Acoustic and prosodic information

Voice has been largely used to detect several physical and mental pathologies, being acoustic parameters related to voice quality (e.g. jitter, shimmer and harmonics-to-noise ratio) some of the most used for these purposes.²¹ By way of example, jitter and shimmer have been recently used for the detection of Parkinson’s disease,^22–25 Alzheimer,^26,27 post-traumatic stress,²⁸ multiple sclerosis and dysarthria,^29,30 thyroid patients³¹ and coronary heart disease,³² among many others.

Speech prosody consists of the following elements: intonation –perceived by listeners as a variation in time of the fundamental frequency–, stress –as variation of loudness– and rhythm –as the variation of sound duration.³³ Prosody is crucial in oral communication^34,35 and in expressing different emotional states.
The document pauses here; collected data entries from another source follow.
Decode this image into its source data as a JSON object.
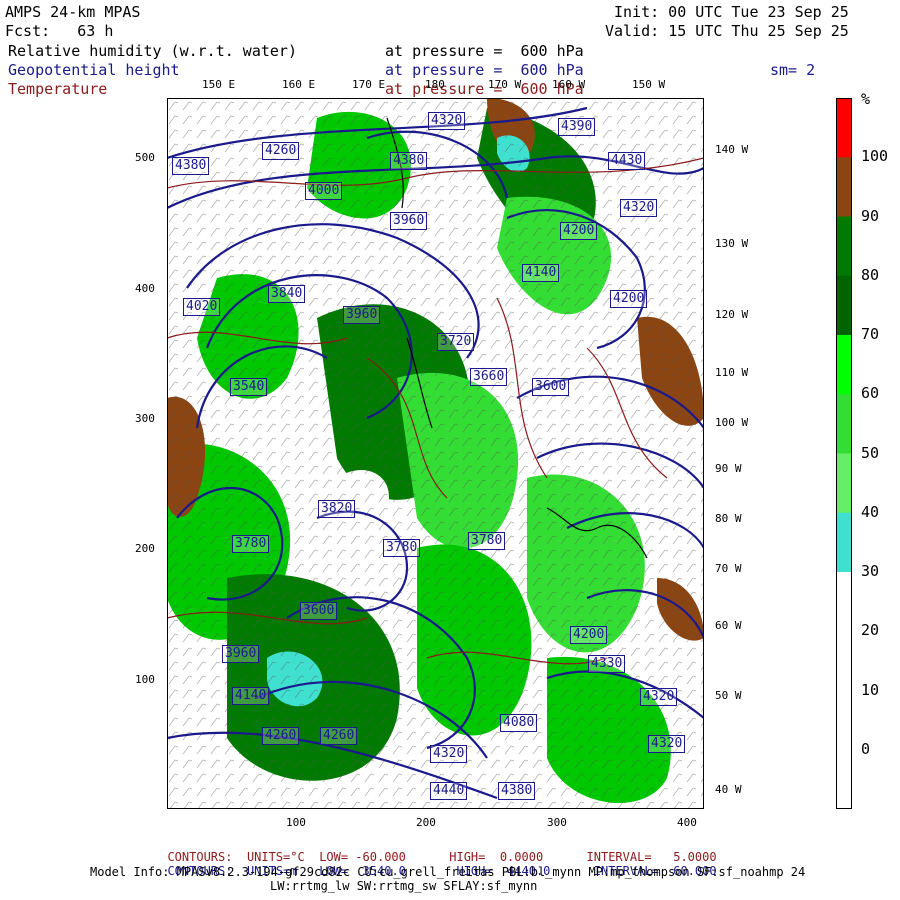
{
  "header": {
    "model": "AMPS 24-km MPAS",
    "fcst": "Fcst:   63 h",
    "init": "Init: 00 UTC Tue 23 Sep 25",
    "valid": "Valid: 15 UTC Thu 25 Sep 25",
    "fields": [
      {
        "name": "Relative humidity (w.r.t. water)",
        "level": "at pressure =  600 hPa",
        "color": "#000000"
      },
      {
        "name": "Geopotential height",
        "level": "at pressure =  600 hPa",
        "color": "#1a1a8c"
      },
      {
        "name": "Temperature",
        "level": "at pressure =  600 hPa",
        "color": "#8b1a1a"
      }
    ],
    "smooth": "sm= 2"
  },
  "axes": {
    "x_ticks": [
      "100",
      "200",
      "300",
      "400"
    ],
    "y_ticks": [
      "100",
      "200",
      "300",
      "400",
      "500"
    ],
    "top_lon": [
      "150 E",
      "160 E",
      "170 E",
      "180",
      "170 W",
      "160 W",
      "150 W"
    ],
    "right_lon": [
      "140 W",
      "130 W",
      "120 W",
      "110 W",
      "100 W",
      "90 W",
      "80 W",
      "70 W",
      "60 W",
      "50 W",
      "40 W"
    ]
  },
  "contour_labels": [
    "4380",
    "4260",
    "4320",
    "4390",
    "4430",
    "4380",
    "4000",
    "3960",
    "4200",
    "4140",
    "4020",
    "3840",
    "3960",
    "3720",
    "3660",
    "3600",
    "3540",
    "3780",
    "3820",
    "3780",
    "3780",
    "3600",
    "3960",
    "4140",
    "4260",
    "4320",
    "4080",
    "4320",
    "4200",
    "4440",
    "4380",
    "4260",
    "4320",
    "4200",
    "4330",
    "4320"
  ],
  "colorbar": {
    "unit": "%",
    "levels": [
      "100",
      "90",
      "80",
      "70",
      "60",
      "50",
      "40",
      "30",
      "20",
      "10",
      "0"
    ],
    "colors": [
      "#ff0000",
      "#8b4513",
      "#007a00",
      "#006400",
      "#00ff00",
      "#33dd33",
      "#66ee66",
      "#40e0d0",
      "#ffffff",
      "#ffffff",
      "#ffffff",
      "#ffffff"
    ]
  },
  "footer": {
    "line1": {
      "label": "CONTOURS:",
      "units": "UNITS=°C",
      "low": "LOW= -60.000",
      "high": "HIGH=  0.0000",
      "interval": "INTERVAL=   5.0000"
    },
    "line2": {
      "label": "CONTOURS:",
      "units": "UNITS=m",
      "low": "LOW=  3540.0",
      "high": "HIGH=  4440.0",
      "interval": "INTERVAL=  60.000"
    },
    "model_info": "Model Info: MPASv8.2.3-194-gf29cd82c CU:cu_grell_freitas PBL:bl_mynn MP:mp_thompson SF:sf_noahmp 24",
    "model_info2": "LW:rrtmg_lw SW:rrtmg_sw SFLAY:sf_mynn"
  }
}
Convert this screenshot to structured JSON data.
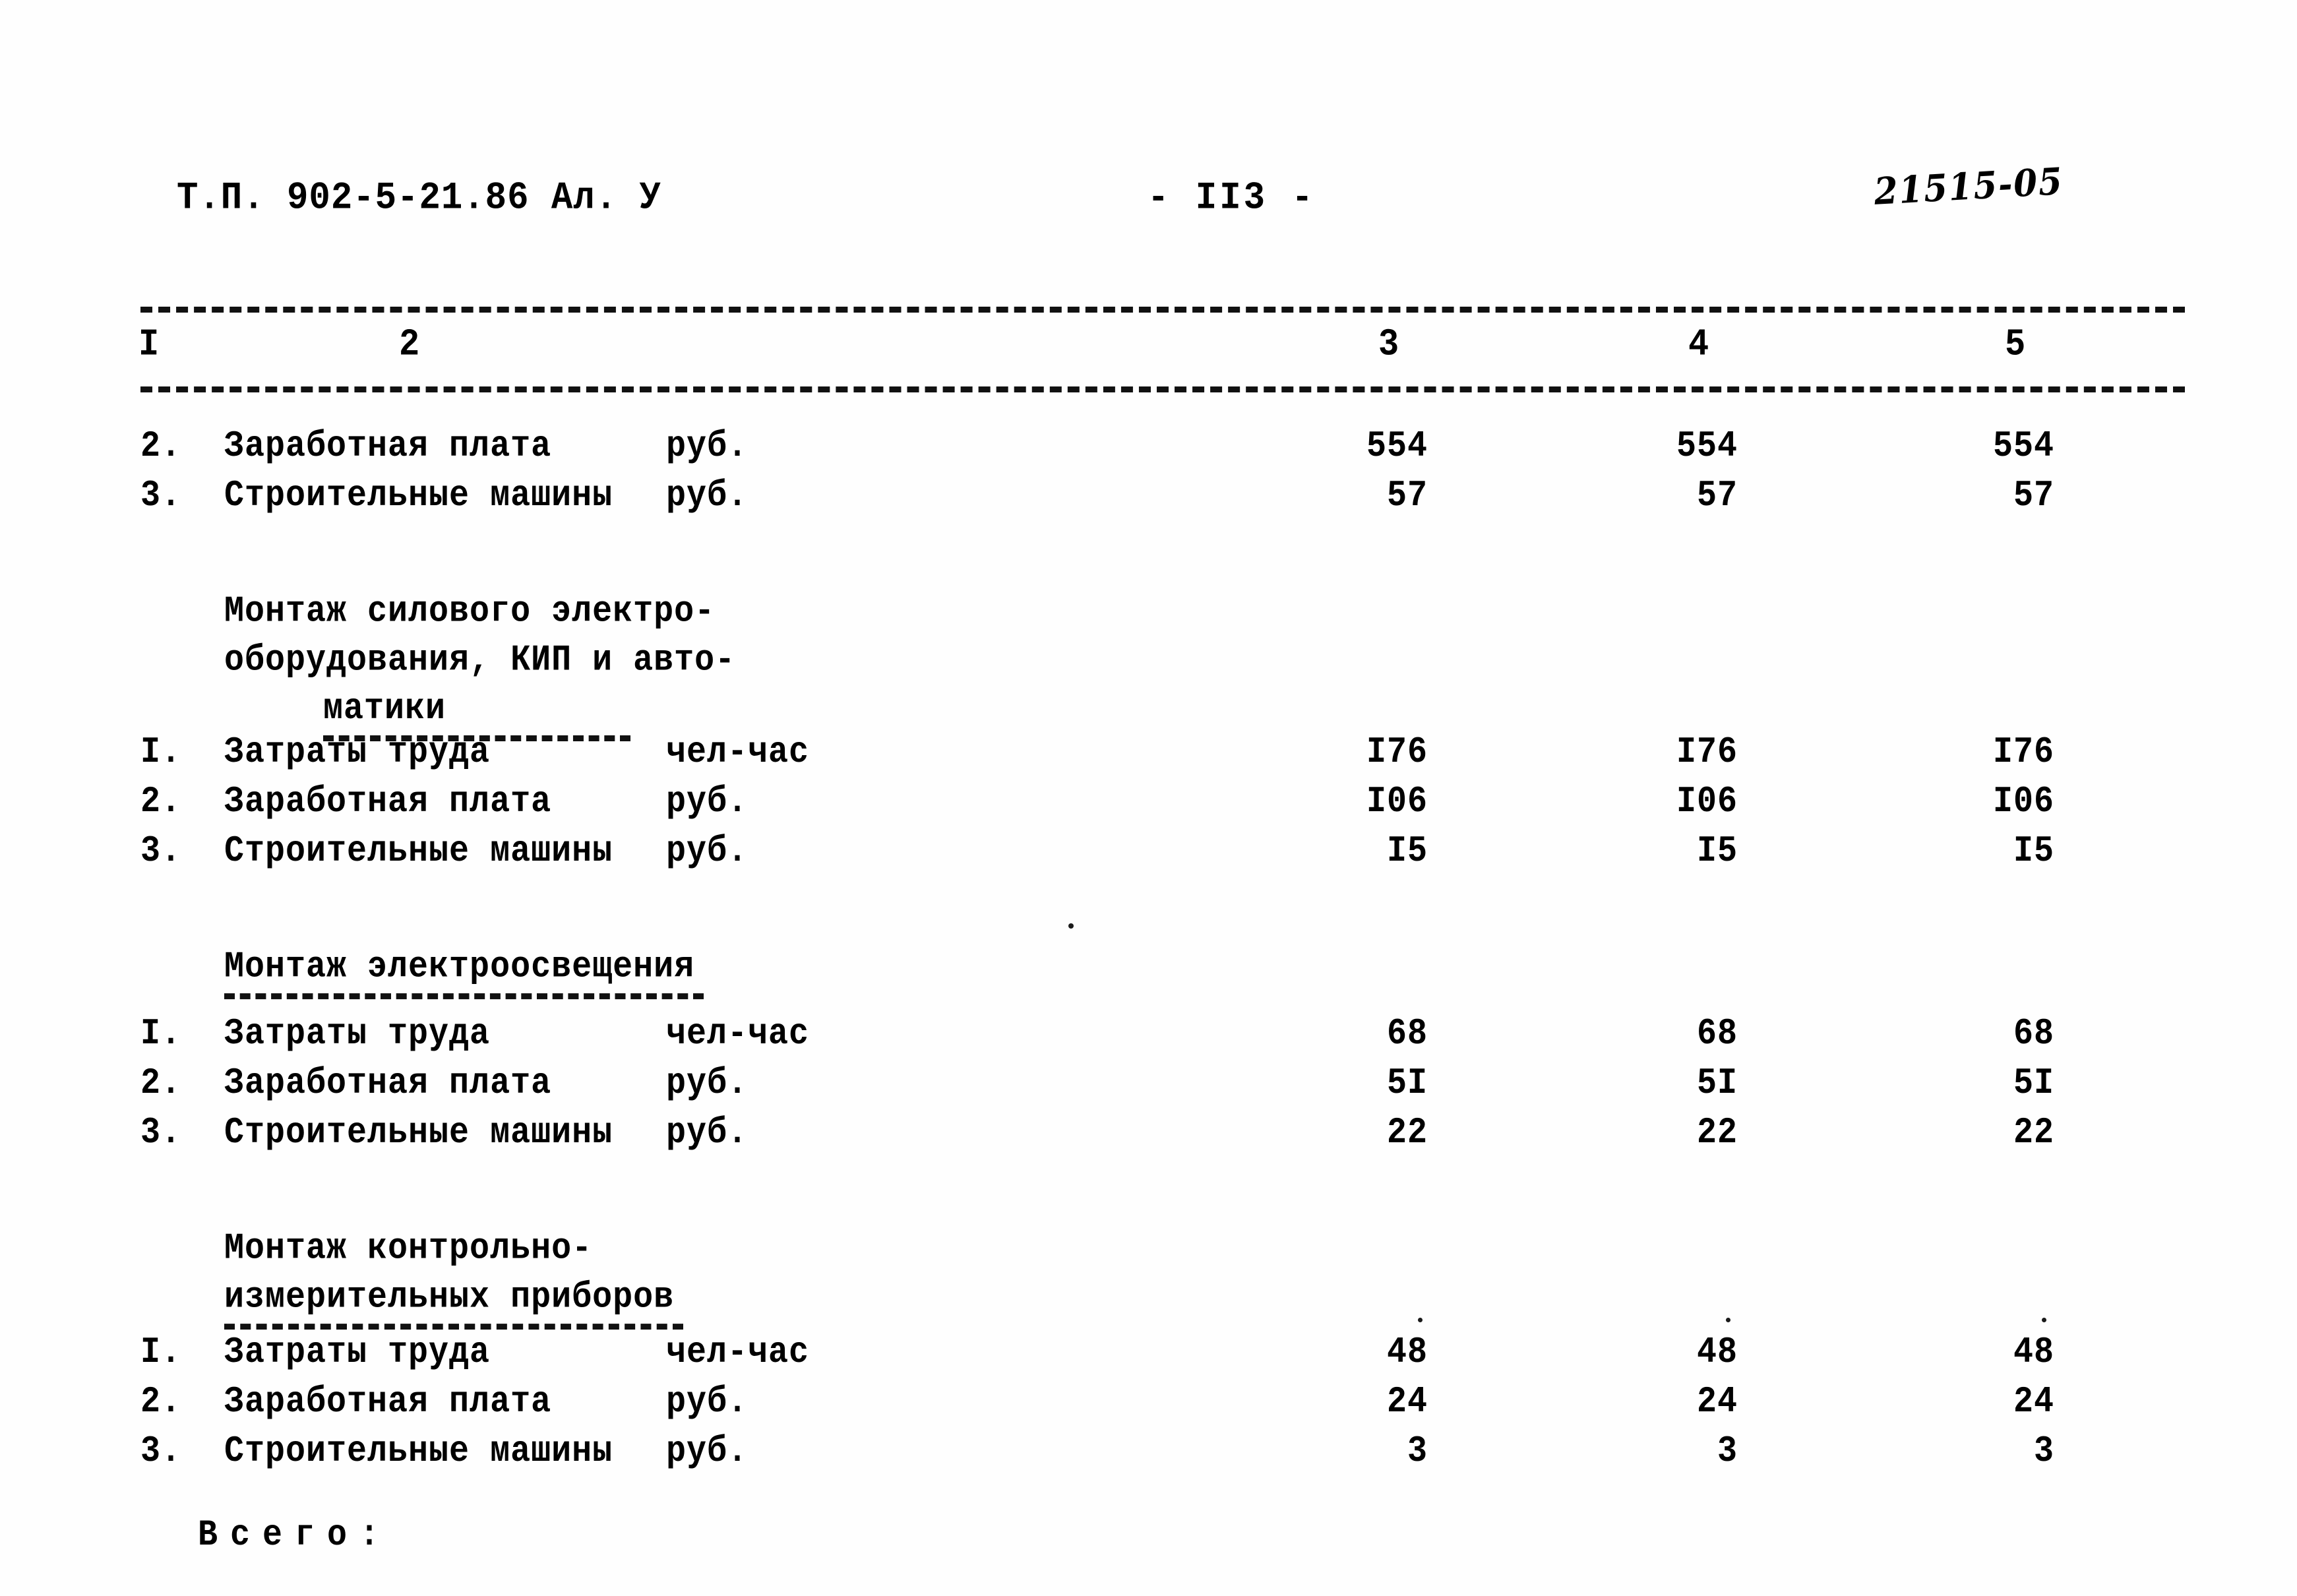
{
  "document": {
    "code": "Т.П. 902-5-21.86 Ал. У",
    "page_label": "- II3 -",
    "hand_annotation": "21515-05"
  },
  "table": {
    "column_headers": [
      "I",
      "2",
      "3",
      "4",
      "5"
    ],
    "sections": [
      {
        "heading_lines": [],
        "rows": [
          {
            "num": "2.",
            "label": "Заработная плата",
            "unit": "руб.",
            "v3": "554",
            "v4": "554",
            "v5": "554"
          },
          {
            "num": "3.",
            "label": "Строительные машины",
            "unit": "руб.",
            "v3": "57",
            "v4": "57",
            "v5": "57"
          }
        ]
      },
      {
        "heading_lines": [
          "Монтаж силового электро-",
          "оборудования, КИП и авто-",
          "матики"
        ],
        "heading_underline_line": 2,
        "heading_indent_last": true,
        "rows": [
          {
            "num": "I.",
            "label": "Затраты труда",
            "unit": "чел-час",
            "v3": "I76",
            "v4": "I76",
            "v5": "I76"
          },
          {
            "num": "2.",
            "label": "Заработная плата",
            "unit": "руб.",
            "v3": "I06",
            "v4": "I06",
            "v5": "I06"
          },
          {
            "num": "3.",
            "label": "Строительные машины",
            "unit": "руб.",
            "v3": "I5",
            "v4": "I5",
            "v5": "I5"
          }
        ]
      },
      {
        "heading_lines": [
          "Монтаж электроосвещения"
        ],
        "heading_underline_line": 0,
        "rows": [
          {
            "num": "I.",
            "label": "Затраты труда",
            "unit": "чел-час",
            "v3": "68",
            "v4": "68",
            "v5": "68"
          },
          {
            "num": "2.",
            "label": "Заработная плата",
            "unit": "руб.",
            "v3": "5I",
            "v4": "5I",
            "v5": "5I"
          },
          {
            "num": "3.",
            "label": "Строительные машины",
            "unit": "руб.",
            "v3": "22",
            "v4": "22",
            "v5": "22"
          }
        ]
      },
      {
        "heading_lines": [
          "Монтаж контрольно-",
          "измерительных приборов"
        ],
        "heading_underline_line": 1,
        "rows": [
          {
            "num": "I.",
            "label": "Затраты труда",
            "unit": "чел-час",
            "v3": "48",
            "v4": "48",
            "v5": "48"
          },
          {
            "num": "2.",
            "label": "Заработная плата",
            "unit": "руб.",
            "v3": "24",
            "v4": "24",
            "v5": "24"
          },
          {
            "num": "3.",
            "label": "Строительные машины",
            "unit": "руб.",
            "v3": "3",
            "v4": "3",
            "v5": "3"
          }
        ]
      }
    ],
    "totals_label": "Всего:"
  }
}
Furthermore, prosody has been shown to be more robust to channel noise than other spectral-based speech features,³⁶ at it can be extracted in its acoustic form without the need of the corresponding text transcription.

Acoustic and prosodic parameters for bipolar disorder detection

Several works in the literature have reported the usefulness of acoustic features based only on voice characteristics (from now on, acoustic features) to detect emotional states such as depression and mania. In Shinohara et al.,³⁷ for instance, several voice quality features such as pitch rate, jitter, shimmer and harmonic-to-noise ratio indices were shown to be indicators for patients with some kind of disorders in contrast to healthy people, measured by means of a voice disability index over spontaneous speech recordings in contrast to healthy people. In Vicsi et al.,³⁸ jitter, shimmer and first and second formant frequencies differed significantly in depressed speech. In Pan et al.,³⁹ fundamental frequency, formants and cepstral coefficients were explored for bipolar detection. In a similar way, Shimizu et al.⁴⁰ analysed the chaotic behaviour of vocal sounds in patients with depression and Zhou et al.⁴¹ proposed a new feature value based on the nonlinear Teager energy operator to classify speech under stressed conditions. Other voice quality characteristics were further studied in Scherer et al.⁴² and Hargreaves et al.⁴³ to detect depression and post-traumatic stress disorder, and it has also been shown that pressure of speech is a powerful indicator for mania states.⁴⁴

The use of prosodic features also in its acoustic form (from now on prosodic features), has been shown to be highly relevant to identify emotions,^45,46 which leads to think of its usefulness in the detection of bipolar disorder –although the literature in this field is less exhaustive. See, for instance, the use of intonation (pitch contour) in Guidi et al.,⁴⁷ and rhythm features in Gideon et al.⁴⁸

Bipolar mood status detection from acoustic and prosodic information

The current section presents some preliminary experiments on the use of speech-based features for the detection of bipolar disorders. Since the data collected were not exhaustive, the aim of these experiments is to show the potential of speech features to classify individuals’ speech into depression and mania scales. The following subsections describe the gathering of data and feature extraction in the MoodRecord application, the setup for bipolar status detection and the corresponding preliminary results.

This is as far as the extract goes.